# chocolate mousse cake



## pastrycake (Sep 11, 2005)

Hello fellow bakers
Has anyone tried Central Market's Anthony mousse cake. It is a chocolate cake with a mousse like frosting b/w the layers. It is now my favorite cake from them. Do anyone know how to make something like that? I cannot seem to make a good chocolate cake. It ends up dry. I tried one that calls for cocoa. I have not tried one that calls for coffee. Any input would be great. What really makes a chocolate cake good? I seem to like it moist and with a fudge frosting that you want to lick the plate when you're done. I hate to resort to Duncan hines devils food cake box...


----------



## henry (Jun 12, 2001)

Hi Pastry,

I don't know the answer to your question, but I was wondering if you know if there's a Central Market store close to Frisco TX. We are going down there for a weekend in Nov. Last time we visisted a Whole Food$ store, which was very interesting. Also I tried the Swedish meatballs at IKEA on our last visit.

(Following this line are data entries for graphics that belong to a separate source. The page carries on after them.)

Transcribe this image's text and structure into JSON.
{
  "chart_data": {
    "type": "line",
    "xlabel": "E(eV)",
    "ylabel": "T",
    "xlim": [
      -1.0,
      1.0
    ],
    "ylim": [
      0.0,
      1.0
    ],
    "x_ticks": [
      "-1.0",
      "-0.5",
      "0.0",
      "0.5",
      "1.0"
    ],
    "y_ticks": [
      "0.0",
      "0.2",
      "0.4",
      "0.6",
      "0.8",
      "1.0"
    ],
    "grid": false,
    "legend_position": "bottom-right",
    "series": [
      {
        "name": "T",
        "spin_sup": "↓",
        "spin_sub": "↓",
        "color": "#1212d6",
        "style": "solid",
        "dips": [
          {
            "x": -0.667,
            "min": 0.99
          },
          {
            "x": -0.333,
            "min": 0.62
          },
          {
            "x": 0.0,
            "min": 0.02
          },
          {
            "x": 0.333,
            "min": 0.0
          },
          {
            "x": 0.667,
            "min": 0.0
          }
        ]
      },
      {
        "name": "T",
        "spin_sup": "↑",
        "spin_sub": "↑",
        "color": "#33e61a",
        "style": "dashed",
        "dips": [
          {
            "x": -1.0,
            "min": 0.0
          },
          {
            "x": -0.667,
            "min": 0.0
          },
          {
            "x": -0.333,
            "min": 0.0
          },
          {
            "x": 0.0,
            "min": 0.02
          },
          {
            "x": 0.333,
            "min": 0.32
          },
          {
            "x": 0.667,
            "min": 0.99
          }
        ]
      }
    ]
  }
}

Sorry to hijack your thread, but I'd love to try that cake when we're down there! 


H.


----------



## m brown (May 29, 1999)

Henry, 
there is one off GWB expressway in Allen, TX.
what brings you to Frisco?
i'll be there for a meeting and live relitively close.
:bounce:

We have a "Sprouts" coming in soon.

If you're looking for Kosher Steakhouse and Kosher Pareve Bakery, 
Esther's in Richardson. :bounce:


----------



## henry (Jun 12, 2001)

Hi Michele,

Thanks for the information!

We like to go to the Westin Stonebriar Resort in Frisco to luxuriate several times a year. We first stayed there a few years ago at my nephew's wedding at which Panini made the most beautiful (and tasty) wedding and groom cakes.

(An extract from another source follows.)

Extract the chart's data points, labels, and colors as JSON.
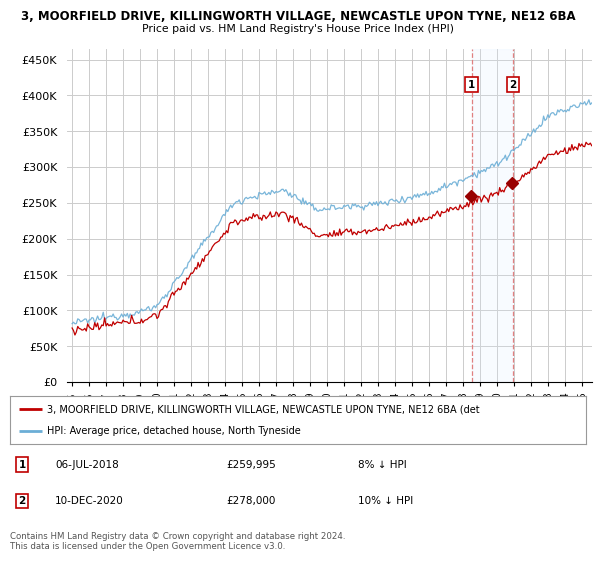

The service there is outstanding, the rooms are elaborate with heavenly beds and linens, huge wall mounted HDTV, coffee maker that does individual cups of a *nice* Starbucks blend, etc. We do a little shopping, but, as you know the traffic is HORRIBLE, they all drive big SUV's, and the speed limit signs seem to mean minimum to them. But Dallas seems to have everything, and I like to look at grocery stores! My wife likes the museums and gardens.

Pastrycake,
I hope you find your chocolate cake recipe. I know how you feel, there is a German baker in Tulsa who makes the most wonderful bavarian cream cake which he serves with a rasberry sauce. When I worked at a wedding venue, those cakes were the best. I even bought one for my 50th birthday. I would rather just have a piece of his cake than try to recreate perfection, but I'm not a baker! good luck.


----------



## pastrycake (Sep 11, 2005)

The central market locations may be found on their webiste: centralmarket.com

They don't have one in Frisco but every the one in Plano may probably the closest. 

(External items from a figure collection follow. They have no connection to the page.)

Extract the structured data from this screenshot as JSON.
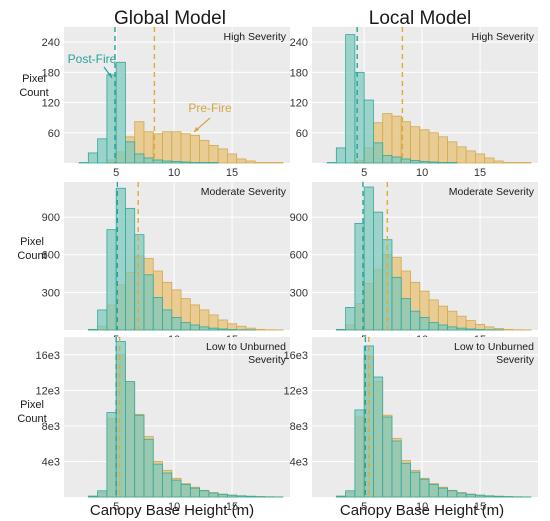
{
  "column_titles": [
    "Global Model",
    "Local Model"
  ],
  "y_axis_label": [
    "Pixel",
    "Count"
  ],
  "x_axis_label": "Canopy Base Height (m)",
  "annotations": {
    "post": "Post-Fire",
    "pre": "Pre-Fire"
  },
  "colors": {
    "pre_fill": "#e8c98a",
    "pre_stroke": "#d2a94f",
    "post_fill": "#7cc7bd",
    "post_stroke": "#35a89b",
    "panel_bg": "#ebebeb",
    "grid": "#ffffff",
    "pre_line": "#e0aa3a",
    "post_line": "#2aa198"
  },
  "chart_data": [
    {
      "type": "histogram",
      "model": "Global Model",
      "title": "High Severity",
      "x_edges_start": 1,
      "bin_width": 0.8,
      "xlim": [
        0.5,
        20
      ],
      "x_ticks": [
        5,
        10,
        15
      ],
      "ylim": [
        0,
        270
      ],
      "y_ticks": [
        60,
        120,
        180,
        240
      ],
      "y_tick_labels": [
        "60",
        "120",
        "180",
        "240"
      ],
      "pre_mean": 8.3,
      "post_mean": 4.9,
      "series": [
        {
          "name": "Post-Fire",
          "values": [
            0,
            1,
            20,
            48,
            175,
            200,
            42,
            18,
            10,
            6,
            4,
            3,
            2,
            1,
            1,
            1,
            0,
            0,
            0,
            0,
            0,
            0,
            0
          ]
        },
        {
          "name": "Pre-Fire",
          "values": [
            0,
            0,
            0,
            0,
            6,
            22,
            52,
            82,
            62,
            58,
            62,
            62,
            58,
            55,
            45,
            35,
            28,
            18,
            8,
            4,
            1,
            1,
            1
          ]
        }
      ]
    },
    {
      "type": "histogram",
      "model": "Local Model",
      "title": "High Severity",
      "x_edges_start": 1,
      "bin_width": 0.8,
      "xlim": [
        0.5,
        20
      ],
      "x_ticks": [
        5,
        10,
        15
      ],
      "ylim": [
        0,
        270
      ],
      "y_ticks": [
        60,
        120,
        180,
        240
      ],
      "y_tick_labels": [
        "60",
        "120",
        "180",
        "240"
      ],
      "pre_mean": 8.3,
      "post_mean": 4.4,
      "series": [
        {
          "name": "Post-Fire",
          "values": [
            0,
            1,
            30,
            255,
            180,
            125,
            40,
            15,
            12,
            8,
            5,
            3,
            2,
            1,
            1,
            0,
            0,
            0,
            0,
            0,
            0,
            0,
            0
          ]
        },
        {
          "name": "Pre-Fire",
          "values": [
            0,
            0,
            0,
            0,
            5,
            30,
            80,
            98,
            93,
            82,
            72,
            66,
            60,
            52,
            42,
            32,
            24,
            18,
            10,
            4,
            1,
            1,
            1
          ]
        }
      ]
    },
    {
      "type": "histogram",
      "model": "Global Model",
      "title": "Moderate Severity",
      "x_edges_start": 1,
      "bin_width": 0.8,
      "xlim": [
        0.5,
        20
      ],
      "x_ticks": [
        5,
        10,
        15
      ],
      "ylim": [
        0,
        1180
      ],
      "y_ticks": [
        300,
        600,
        900
      ],
      "y_tick_labels": [
        "300",
        "600",
        "900"
      ],
      "pre_mean": 6.9,
      "post_mean": 5.1,
      "series": [
        {
          "name": "Post-Fire",
          "values": [
            0,
            0,
            5,
            160,
            800,
            1130,
            970,
            760,
            440,
            260,
            160,
            100,
            60,
            40,
            25,
            15,
            8,
            4,
            2,
            1,
            0,
            0,
            0
          ]
        },
        {
          "name": "Pre-Fire",
          "values": [
            0,
            0,
            5,
            30,
            200,
            360,
            460,
            590,
            570,
            470,
            380,
            320,
            250,
            200,
            160,
            120,
            80,
            50,
            30,
            15,
            5,
            2,
            1
          ]
        }
      ]
    },
    {
      "type": "histogram",
      "model": "Local Model",
      "title": "Moderate Severity",
      "x_edges_start": 1,
      "bin_width": 0.8,
      "xlim": [
        0.5,
        20
      ],
      "x_ticks": [
        5,
        10,
        15
      ],
      "ylim": [
        0,
        1180
      ],
      "y_ticks": [
        300,
        600,
        900
      ],
      "y_tick_labels": [
        "300",
        "600",
        "900"
      ],
      "pre_mean": 7.0,
      "post_mean": 4.9,
      "series": [
        {
          "name": "Post-Fire",
          "values": [
            0,
            0,
            5,
            180,
            850,
            1140,
            940,
            720,
            420,
            250,
            150,
            100,
            60,
            40,
            25,
            15,
            8,
            4,
            2,
            1,
            0,
            0,
            0
          ]
        },
        {
          "name": "Pre-Fire",
          "values": [
            0,
            0,
            5,
            40,
            210,
            370,
            480,
            600,
            580,
            470,
            380,
            310,
            240,
            190,
            150,
            110,
            75,
            45,
            25,
            12,
            5,
            2,
            1
          ]
        }
      ]
    },
    {
      "type": "histogram",
      "model": "Global Model",
      "title": "Low to Unburned Severity",
      "x_edges_start": 1,
      "bin_width": 0.8,
      "xlim": [
        0.5,
        20
      ],
      "x_ticks": [
        5,
        10,
        15
      ],
      "ylim": [
        0,
        18000
      ],
      "y_ticks": [
        4000,
        8000,
        12000,
        16000
      ],
      "y_tick_labels": [
        "4e3",
        "8e3",
        "12e3",
        "16e3"
      ],
      "pre_mean": 5.3,
      "post_mean": 5.0,
      "series": [
        {
          "name": "Post-Fire",
          "values": [
            0,
            0,
            100,
            700,
            9500,
            17500,
            13000,
            9200,
            6500,
            3700,
            2700,
            1900,
            1400,
            1000,
            700,
            450,
            300,
            200,
            120,
            80,
            40,
            20,
            10
          ]
        },
        {
          "name": "Pre-Fire",
          "values": [
            0,
            0,
            80,
            500,
            8800,
            16000,
            12800,
            9300,
            6800,
            4000,
            3000,
            2100,
            1500,
            1100,
            750,
            500,
            330,
            220,
            140,
            90,
            50,
            25,
            12
          ]
        }
      ]
    },
    {
      "type": "histogram",
      "model": "Local Model",
      "title": "Low to Unburned Severity",
      "x_edges_start": 1,
      "bin_width": 0.8,
      "xlim": [
        0.5,
        20
      ],
      "x_ticks": [
        5,
        10,
        15
      ],
      "ylim": [
        0,
        18000
      ],
      "y_ticks": [
        4000,
        8000,
        12000,
        16000
      ],
      "y_tick_labels": [
        "4e3",
        "8e3",
        "12e3",
        "16e3"
      ],
      "pre_mean": 5.4,
      "post_mean": 5.1,
      "series": [
        {
          "name": "Post-Fire",
          "values": [
            0,
            0,
            100,
            700,
            9800,
            17000,
            13500,
            9000,
            6300,
            3800,
            2800,
            2000,
            1400,
            1000,
            700,
            450,
            300,
            200,
            120,
            80,
            40,
            20,
            10
          ]
        },
        {
          "name": "Pre-Fire",
          "values": [
            0,
            0,
            80,
            500,
            9000,
            15800,
            13000,
            9200,
            6600,
            4100,
            3000,
            2100,
            1500,
            1100,
            750,
            500,
            330,
            220,
            140,
            90,
            50,
            25,
            12
          ]
        }
      ]
    }
  ]
}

There are several sprouts farmers market sprouting in Dallas area. I am lucky to live near Southlake which have a central market near the Southlake town square and a new Sprouts. I hear Frisco is nice but If you have time, check out Plano or Southlake. They are great towns that have unique restaurants. I don't want to sound like a tour guide but I do love food especially sweets! :lips:

Have fun Henry in Frisco


----------